Evidently, the real danger is not drugs, but the ways in which the color of one’s skin makes them a target for brutal mistreatment by police. Under the false pretense of keeping America “drug free,” law enforcement casually continues to target Black Americans for harassment and arrest, leading to violent encounters that too often end in death. We are no longer willing to stand idly by and watch these corrupt and racist institutions inflict violence on our neighbors and undermine decades of efforts to improve their chances of success and level the playing field. This call to “defund the police” being echoed across the country is our final call.

 

Recognizing and acknowledging the racist and destructive legacies that we have allowed to flourish for half a century—which bear an uncanny resemblance to slavery and Jim Crow—is a moral and ethical responsibility of our public officials. In light of the murders of George Floyd, Breonna Taylor, and countless others before them, jurisdictions across the country of all sizes have finally begun to reevaluate the role that law enforcement plays in their communities; many have already taken dramatic steps to try to rectify the wrongs perpetrated on people of color by our legal system and law enforcement. It is time for Cook County to do the same. Considering that Cook County is home to the second-highest total number of Black Americans nationwide, the Cook County Board of Commissioners should naturally be reevaluating the county’s budget priorities with respect to policing, criminalization, and incarceration.

 

Cook County spends more than $600 million each year supporting racist institutions that predictably and unnecessarily blight thousands of disadvantaged Black lives. In 2011, Cook County was considered the largest jail in the country, averaging a total daily inmate population of 10,000. However, the incarceration rate in Cook County has declined upwards of 50% since 2013. This dramatic decline can be attributed to numerous community organizations, among them being A2A, the Chicago Urban League, the Shriver’s Center, and the Chicago Community Bond Fund. By using evidence-based approaches that incorporate basic constitutional principles, these and other like-minded community organizations have helped successfully reduce both rates of pretrial detention and recidivism.

 

Given the absurdly high cost of incarcerating one person in Cook County, one would imagine that such a drastic decline in the Cook County Jail’s average daily inmate population would coincide with a proportional decrease in the Sheriff’s budget for the jail. But, it hasn’t. In spite of the jail’s drastic population decline since 2013, its operational budget has increased by 26%. It costs taxpayers somewhere around $40,000 to detain one person for one year in Cook County. If the jail’s budget had actually decreased in proportion to decarceration, it would have freed up at least $117 million worth of annual funding for critical public and social support services that would benefit the county’s most marginalized residents. 

 

Righting the wrongs of this unjust system calls for, at minimum, channeling funding previously used to desecrate Black communities towards resources that actually strengthen Black communities.
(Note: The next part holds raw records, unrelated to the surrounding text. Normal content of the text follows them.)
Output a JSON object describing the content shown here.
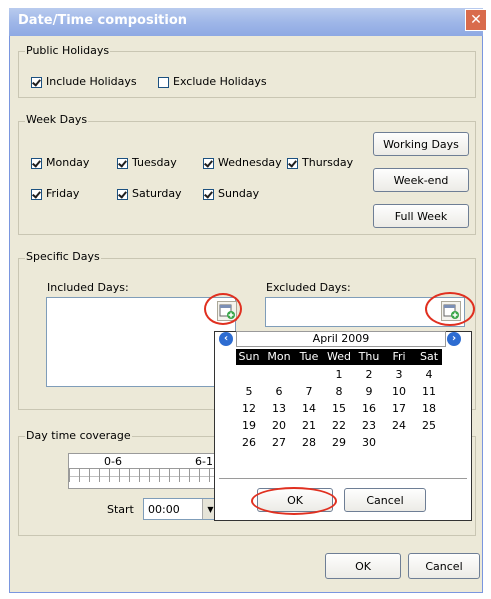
{
  "window": {
    "title": "Date/Time composition",
    "close_glyph": "✕"
  },
  "public_holidays": {
    "legend": "Public Holidays",
    "include_label": "Include Holidays",
    "include_checked": true,
    "exclude_label": "Exclude Holidays",
    "exclude_checked": false
  },
  "week_days": {
    "legend": "Week Days",
    "days": [
      {
        "label": "Monday",
        "checked": true
      },
      {
        "label": "Tuesday",
        "checked": true
      },
      {
        "label": "Wednesday",
        "checked": true
      },
      {
        "label": "Thursday",
        "checked": true
      },
      {
        "label": "Friday",
        "checked": true
      },
      {
        "label": "Saturday",
        "checked": true
      },
      {
        "label": "Sunday",
        "checked": true
      }
    ],
    "buttons": {
      "working": "Working Days",
      "weekend": "Week-end",
      "full": "Full Week"
    }
  },
  "specific_days": {
    "legend": "Specific Days",
    "included_label": "Included Days:",
    "excluded_label": "Excluded Days:",
    "add_icon": "calendar-add-icon"
  },
  "calendar": {
    "month_label": "April 2009",
    "prev_icon": "chevron-left-icon",
    "next_icon": "chevron-right-icon",
    "weekdays": [
      "Sun",
      "Mon",
      "Tue",
      "Wed",
      "Thu",
      "Fri",
      "Sat"
    ],
    "weeks": [
      [
        "",
        "",
        "",
        "1",
        "2",
        "3",
        "4"
      ],
      [
        "5",
        "6",
        "7",
        "8",
        "9",
        "10",
        "11"
      ],
      [
        "12",
        "13",
        "14",
        "15",
        "16",
        "17",
        "18"
      ],
      [
        "19",
        "20",
        "21",
        "22",
        "23",
        "24",
        "25"
      ],
      [
        "26",
        "27",
        "28",
        "29",
        "30",
        "",
        ""
      ]
    ],
    "ok_label": "OK",
    "cancel_label": "Cancel"
  },
  "day_time_coverage": {
    "legend": "Day time coverage",
    "ruler_label_1": "0-6",
    "ruler_label_2": "6-1",
    "start_label": "Start",
    "start_value": "00:00"
  },
  "dialog_buttons": {
    "ok": "OK",
    "cancel": "Cancel"
  },
  "colors": {
    "annotation_red": "#e03020",
    "title_bar": "#9fb7e8",
    "calendar_header": "#000000"
  }
}
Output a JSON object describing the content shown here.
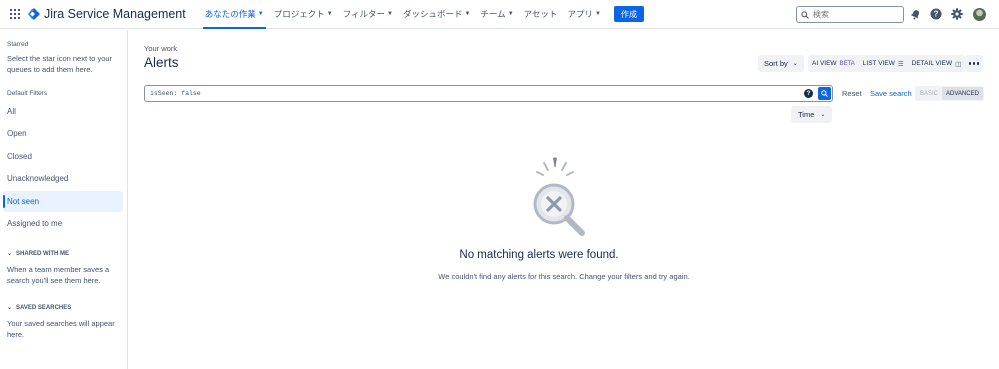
{
  "app": {
    "name": "Jira Service Management"
  },
  "nav": {
    "items": [
      {
        "label": "あなたの作業",
        "active": true
      },
      {
        "label": "プロジェクト",
        "active": false
      },
      {
        "label": "フィルター",
        "active": false
      },
      {
        "label": "ダッシュボード",
        "active": false
      },
      {
        "label": "チーム",
        "active": false
      },
      {
        "label": "アセット",
        "active": false,
        "no_chevron": true
      },
      {
        "label": "アプリ",
        "active": false
      }
    ],
    "create_label": "作成",
    "search_placeholder": "検索",
    "icons": [
      "notifications-icon",
      "help-icon",
      "settings-icon"
    ]
  },
  "sidebar": {
    "starred_heading": "Starred",
    "starred_text": "Select the star icon next to your queues to add them here.",
    "default_filters_heading": "Default Filters",
    "filters": [
      {
        "label": "All",
        "selected": false
      },
      {
        "label": "Open",
        "selected": false
      },
      {
        "label": "Closed",
        "selected": false
      },
      {
        "label": "Unacknowledged",
        "selected": false
      },
      {
        "label": "Not seen",
        "selected": true
      },
      {
        "label": "Assigned to me",
        "selected": false
      }
    ],
    "shared_heading": "SHARED WITH ME",
    "shared_text": "When a team member saves a search you'll see them here.",
    "saved_heading": "SAVED SEARCHES",
    "saved_text": "Your saved searches will appear here."
  },
  "main": {
    "breadcrumb": "Your work",
    "title": "Alerts",
    "sort_label": "Sort by",
    "views": {
      "ai_label": "AI VIEW",
      "ai_badge": "BETA",
      "list_label": "LIST VIEW",
      "detail_label": "DETAIL VIEW"
    },
    "query": "isSeen: false",
    "reset_label": "Reset",
    "save_search_label": "Save search",
    "mode_basic": "BASIC",
    "mode_advanced": "ADVANCED",
    "time_label": "Time",
    "empty_title": "No matching alerts were found.",
    "empty_desc": "We couldn't find any alerts for this search. Change your filters and try again."
  },
  "colors": {
    "accent": "#0c66e4",
    "text": "#172b4d",
    "subtle": "#44546f",
    "beta": "#5e4db2"
  }
}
It calls for restitution; rehabilitation, mental and physical health support; compensation, both monetary and resource-based, which includes a meaningful transfer of wealth; acknowledgement of guilt and an apology; and guarantees of non-repeat. Divesting from the Cook County Jail is merely a starting point, but it will free up resources that will enable us to begin the process of restitution and repair. By voting in favor of the Justice for Black Lives Resolution, the Cook County Board of Commissioners will be pushing the proverbial “reset” button that will jumpstart a healing process that is centuries overdue, and disrupt a broken system that chips away daily at the very core of our humanity.